牧从兄悰隆盛于时,牧居下位,心常不乐。将及知命,得病,自为墓志、祭文。又尝梦人告曰:「尔改名毕。」逾月,奴自家来,告曰:「炊将熟而甑裂。」牧曰:「皆不祥也。」俄又梦书行纸曰:「皎皎白驹,在彼空谷。」寤寝而叹曰:「此过隙也。吾生于角,征还于角,为第八宫,吾之甚厄也。予自湖守迁舍人,木还角,足矣。」其年,以疾终于安仁里,年五十。有集二十卷,曰《杜氏樊川集》,行于代。子德祥,官至丞郎。

杜牧的堂兄杜悰当时显赫一时,杜牧官位低下,心中常不快乐。将近五十岁时,生了病,自己写了墓志铭和祭文。又曾梦见有人告诉他说:“你改名叫毕。”过了一个月,仆人从家里来,告诉他说:“饭快熟了但甑裂开了。”杜牧说:“这都是不祥之兆。”不久又梦见在纸上写字:“皎皎白驹,在彼空谷。”醒来后叹息说:“这是过隙之意。我生于角宿,征还于角宿,是第八宫,这是我的大厄运。我从湖州刺史升任中书舍人,木还角,足够了。”这一年,因病在安仁里去世,享年五十岁。有文集二十卷,名为《杜氏樊川集》,流传于世。儿子杜德祥,官至丞郎。

史臣曰

史官评论说

史臣曰:黄裳以道致君,持诚奉主;辨怀光之诈,罢全义之征。讨贼辟之凶,举无遗算;葬执谊之柩,岂曰不仁。郢天纵之性,总丱之年,代父命于临刑,孝也;怀光之乱,王人被伤,抚巢父于贼庭,义也;抑浮滥之流,考艺文之士,尽搜幽滞,大变时风,正也;保止足之名,辞荣辱之路,高避世利,遐躅昔贤,智也。忠孝全矣,仁智备矣!此二子者,皆临大节而不可夺也。佑承荫入仕,谳狱受知,博古该今,输忠效用;位居极品,荣逮子孙,操修之报,不亦宜哉!及其宾僚紊法,嬖妾受封,事重因循,难乎语于正矣!牧之文章,悰之长厚,能否既异,才位不伦,命矣夫!

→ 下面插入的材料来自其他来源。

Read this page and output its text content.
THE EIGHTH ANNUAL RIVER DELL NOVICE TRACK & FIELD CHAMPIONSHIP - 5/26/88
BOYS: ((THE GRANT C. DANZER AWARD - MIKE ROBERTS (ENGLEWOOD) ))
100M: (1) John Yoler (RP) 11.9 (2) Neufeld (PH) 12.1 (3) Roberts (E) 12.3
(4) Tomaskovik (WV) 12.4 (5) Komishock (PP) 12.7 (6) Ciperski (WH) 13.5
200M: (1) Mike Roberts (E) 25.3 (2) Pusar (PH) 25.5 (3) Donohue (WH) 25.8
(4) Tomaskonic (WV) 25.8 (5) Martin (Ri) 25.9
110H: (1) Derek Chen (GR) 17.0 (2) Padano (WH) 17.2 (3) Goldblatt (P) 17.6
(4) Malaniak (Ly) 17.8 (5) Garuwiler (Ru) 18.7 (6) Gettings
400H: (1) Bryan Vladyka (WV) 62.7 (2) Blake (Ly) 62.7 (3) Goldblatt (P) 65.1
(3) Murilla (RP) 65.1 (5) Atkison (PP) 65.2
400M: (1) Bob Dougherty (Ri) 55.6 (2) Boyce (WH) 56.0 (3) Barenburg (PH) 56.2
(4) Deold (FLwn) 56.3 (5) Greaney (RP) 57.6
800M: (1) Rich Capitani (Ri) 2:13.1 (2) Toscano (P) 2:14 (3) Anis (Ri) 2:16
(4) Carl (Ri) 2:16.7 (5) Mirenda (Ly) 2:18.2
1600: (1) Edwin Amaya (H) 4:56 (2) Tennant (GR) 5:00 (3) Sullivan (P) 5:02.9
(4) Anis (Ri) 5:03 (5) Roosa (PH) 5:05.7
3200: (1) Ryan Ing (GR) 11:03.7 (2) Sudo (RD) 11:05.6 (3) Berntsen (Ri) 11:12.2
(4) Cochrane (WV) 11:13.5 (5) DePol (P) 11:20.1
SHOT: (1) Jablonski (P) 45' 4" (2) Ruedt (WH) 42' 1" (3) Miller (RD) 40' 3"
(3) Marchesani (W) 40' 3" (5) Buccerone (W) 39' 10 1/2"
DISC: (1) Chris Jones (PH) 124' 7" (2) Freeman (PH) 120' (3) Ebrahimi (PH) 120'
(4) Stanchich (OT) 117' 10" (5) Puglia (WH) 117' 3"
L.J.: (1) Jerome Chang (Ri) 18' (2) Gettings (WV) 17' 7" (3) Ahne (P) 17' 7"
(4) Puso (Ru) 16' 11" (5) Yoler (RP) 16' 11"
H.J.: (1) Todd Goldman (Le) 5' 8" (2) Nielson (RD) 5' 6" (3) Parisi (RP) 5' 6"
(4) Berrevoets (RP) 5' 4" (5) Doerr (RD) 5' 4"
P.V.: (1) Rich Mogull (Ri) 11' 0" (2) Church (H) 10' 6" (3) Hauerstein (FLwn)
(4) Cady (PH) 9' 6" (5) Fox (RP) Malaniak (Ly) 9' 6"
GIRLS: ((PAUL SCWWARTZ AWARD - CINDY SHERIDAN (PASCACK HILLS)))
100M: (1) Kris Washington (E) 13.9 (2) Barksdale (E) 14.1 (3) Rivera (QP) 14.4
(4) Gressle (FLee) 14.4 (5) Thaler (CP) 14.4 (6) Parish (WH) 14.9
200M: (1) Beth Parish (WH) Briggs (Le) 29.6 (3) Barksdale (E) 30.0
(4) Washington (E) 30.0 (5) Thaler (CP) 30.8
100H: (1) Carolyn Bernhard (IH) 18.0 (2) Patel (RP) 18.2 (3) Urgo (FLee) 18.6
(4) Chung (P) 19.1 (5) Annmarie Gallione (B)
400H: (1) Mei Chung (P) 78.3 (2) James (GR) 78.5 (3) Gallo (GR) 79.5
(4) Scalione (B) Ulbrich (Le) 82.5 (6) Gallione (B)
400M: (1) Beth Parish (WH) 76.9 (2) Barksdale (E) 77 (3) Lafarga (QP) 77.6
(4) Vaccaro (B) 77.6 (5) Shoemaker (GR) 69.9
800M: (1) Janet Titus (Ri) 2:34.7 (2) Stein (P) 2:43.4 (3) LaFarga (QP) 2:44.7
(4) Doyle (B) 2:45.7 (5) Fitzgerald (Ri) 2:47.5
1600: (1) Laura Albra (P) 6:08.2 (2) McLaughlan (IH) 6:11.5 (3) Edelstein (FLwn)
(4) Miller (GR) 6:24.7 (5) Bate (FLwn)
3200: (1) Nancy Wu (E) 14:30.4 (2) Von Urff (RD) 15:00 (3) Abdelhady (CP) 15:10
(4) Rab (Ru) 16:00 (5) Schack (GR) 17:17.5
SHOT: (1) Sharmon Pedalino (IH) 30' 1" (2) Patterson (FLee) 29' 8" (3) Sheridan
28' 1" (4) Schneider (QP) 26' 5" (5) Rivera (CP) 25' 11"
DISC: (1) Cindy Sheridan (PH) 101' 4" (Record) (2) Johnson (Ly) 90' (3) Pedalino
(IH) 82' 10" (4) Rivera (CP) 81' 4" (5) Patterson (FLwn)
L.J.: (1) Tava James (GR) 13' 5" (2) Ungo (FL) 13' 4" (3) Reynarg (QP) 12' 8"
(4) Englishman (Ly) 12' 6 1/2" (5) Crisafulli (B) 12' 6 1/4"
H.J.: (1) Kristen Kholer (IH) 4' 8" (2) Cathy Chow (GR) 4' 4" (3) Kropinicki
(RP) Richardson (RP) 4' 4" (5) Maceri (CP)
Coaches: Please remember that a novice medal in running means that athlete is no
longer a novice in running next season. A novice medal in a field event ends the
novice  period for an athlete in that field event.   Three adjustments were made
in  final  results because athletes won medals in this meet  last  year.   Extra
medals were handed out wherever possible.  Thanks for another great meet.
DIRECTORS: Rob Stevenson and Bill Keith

史官说:杜黄裳以道义辅佐君主,以诚心侍奉皇帝;识破李怀光的欺诈,停止韩全义的征讨。讨伐刘辟的凶逆,计谋没有遗漏;安葬王叔文的灵柩,怎能说是不仁。杜黄裳天性卓越,童年之时,在临刑时代父受命,这是孝;李怀光叛乱时,朝廷官员受伤,他在贼庭安抚巢父,这是义;抑制浮滥的流俗,考核文学之士,搜罗幽滞的人才,大力改变时风,这是正;保持知足的名声,避开荣辱之路,高尚地远离世俗利益,追慕前代贤人,这是智。忠孝俱全,仁智兼备!这两个人,都是面临大节而不可夺志的人。杜佑凭借门荫入仕,审理案件受到赏识,博古通今,尽忠效力;官居极品,荣耀延及子孙,这是操守修养的回报,不也是应该的吗!等到他的宾客僚属扰乱法纪,宠妾受封,事情因循苟且,就难以谈论正直了!杜牧的文章,杜悰的忠厚,才能优劣既已不同,才位也不相称,这是命运啊!

赞曰:贞公壮节,临难奋发。言行无玷,斯为明哲。戡乱阜俗,时泰位隆。国之名臣,郑公、岐公。

赞语说:贞公壮烈的节操,面临危难时奋发。言行没有瑕疵,这就是明哲。平定祸乱、安定风俗,时世太平、地位崇高。国家的名臣,是郑公、岐公。